Just getting started is an even bigger reason to have good docs to clearly communicate how the libraries and APIs work!

I wouldn't even read a push request containing a new function if the creator didn't bother writing a short description and usage clarification.

Getting started is a good excuse for limited libraries or support (same situationwith rust). But lack of even basic docs is not acceptable if you want user adoption.

As a senior dev I’m also passionate about docs and communication, and actually kind of love the process of agonizing over a bunch of rST files to get the perfect manual that’s both an on-boarding guide and also a reference of all the nooks and crannies.

I think what I’ve come to realize is that when I feel a barrier toward doing that work, it’s a sign that I don’t actually like the underlying API. I don’t want to document it or craft examples or tutorials because in my mind the API sucks, it’s transitional, and documenting it in its current state is going to somehow lock in a bad interface and further increase the effort required to change and fix it up later.
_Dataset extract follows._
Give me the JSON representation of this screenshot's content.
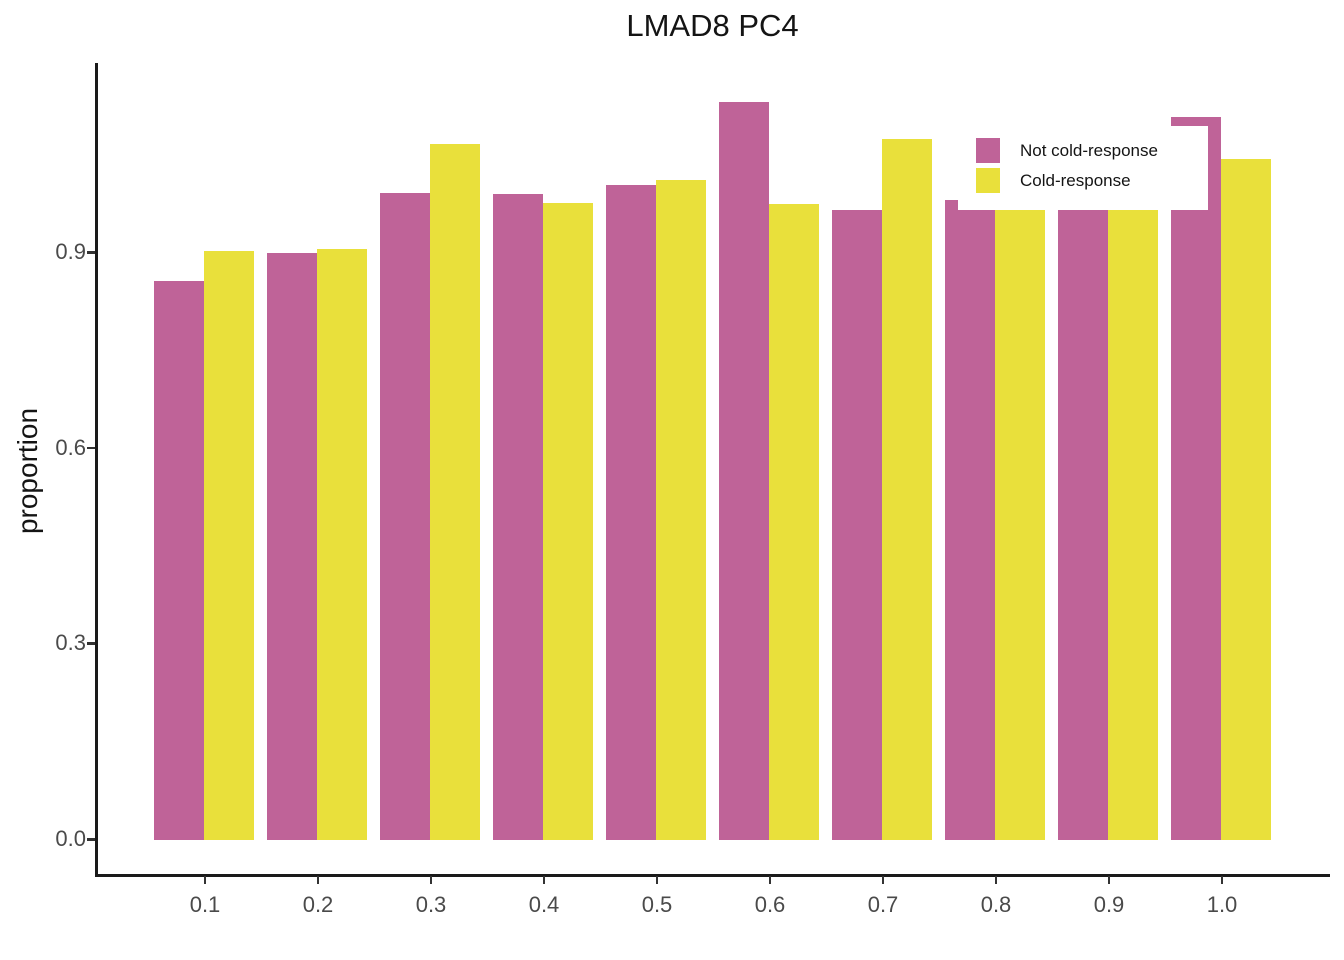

It's just not reasonable to expect volunteers to write eloquent documentation when it's likely it will just get flushed
At the same time, if you want to use Claude to read the source and narrate how it works to you that’s trivial to do as a user.
I don't want to read ai slop comments. If you cant be bothered writing docs, I cant be bothered learning to use your library.
Just because and AI produced it doesn't mean it is slop.
But it is a pretty good signal of low quality.
A signal is something you use to discern something in lue of direct information. In the case of docs, just look at them and if they suck, or are good, it doesn't really matter where they came from. That being said, Ill take AI generated docs over no docs, and no docs is very common.
But how do you know if you can trust the docs if they are AI generated?
How do you know if you can trust then if they are human generated? Your trust the people. AI isn't going to jump and just generate docs, a person has to prompt it, and you should expect the person to proof read and correct it. If the person turns out to be untrustworthy, you stop trusting them.
I mean, the quality of docs before AI was pretty low quality and forums everywhere were filled with complaints about it, except in the case of a few exceptional pieces of software. If this is the case, just having docs at all seems to be a signal of low quality.
No! Well written docs are a sign of quality. Obviously AI generated docs make me question whether they are actually correct which makes them useless.